Au-delà de ces points de clarification, la Commission européenne a clairement indiqué, et à plusieurs reprises, que les ambitions du PSN français étaient parfois insuffisantes en termes d’objectifs fixés, de mesures proposées, et de moyens financiers prévus, et que l’argumentation mettant en avant les liens attendus entre actions proposées et résultats était peu convaincante.

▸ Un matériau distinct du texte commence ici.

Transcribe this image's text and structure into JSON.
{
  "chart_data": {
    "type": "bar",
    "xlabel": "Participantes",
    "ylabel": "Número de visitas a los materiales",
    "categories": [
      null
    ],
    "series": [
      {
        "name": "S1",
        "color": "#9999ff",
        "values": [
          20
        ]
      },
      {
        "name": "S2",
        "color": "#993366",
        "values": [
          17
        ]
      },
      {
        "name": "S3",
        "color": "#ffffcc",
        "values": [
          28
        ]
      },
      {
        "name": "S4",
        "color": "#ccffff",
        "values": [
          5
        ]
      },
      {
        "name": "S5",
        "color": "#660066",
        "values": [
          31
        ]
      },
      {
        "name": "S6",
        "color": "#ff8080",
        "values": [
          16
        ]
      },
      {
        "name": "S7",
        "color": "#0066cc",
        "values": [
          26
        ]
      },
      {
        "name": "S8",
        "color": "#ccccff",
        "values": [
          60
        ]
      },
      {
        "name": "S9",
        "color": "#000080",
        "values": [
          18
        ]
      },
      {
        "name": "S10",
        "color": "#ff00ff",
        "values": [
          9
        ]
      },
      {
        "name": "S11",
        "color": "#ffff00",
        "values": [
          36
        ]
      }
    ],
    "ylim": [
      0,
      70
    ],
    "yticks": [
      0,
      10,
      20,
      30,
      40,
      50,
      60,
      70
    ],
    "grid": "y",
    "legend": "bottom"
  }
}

La CE a estimé par exemple que la logique de redistribution des aides s’inscrivait trop dans la continuité par rapport à l’ancienne programmation et ne cherchait pas à redistribuer davantage, et que les incitations et l’accompagnement vers la transition agroécologique et la réduction des émissions de gaz à effet de serre étaient trop partiels . Sur la question climatique, la CE a ainsi noté l’absence de mesures efficaces pour réduire les émissions de l’élevage, et des objectifs trop faibles pour la réduction des engrais et pour le stockage de carbone dans les sols .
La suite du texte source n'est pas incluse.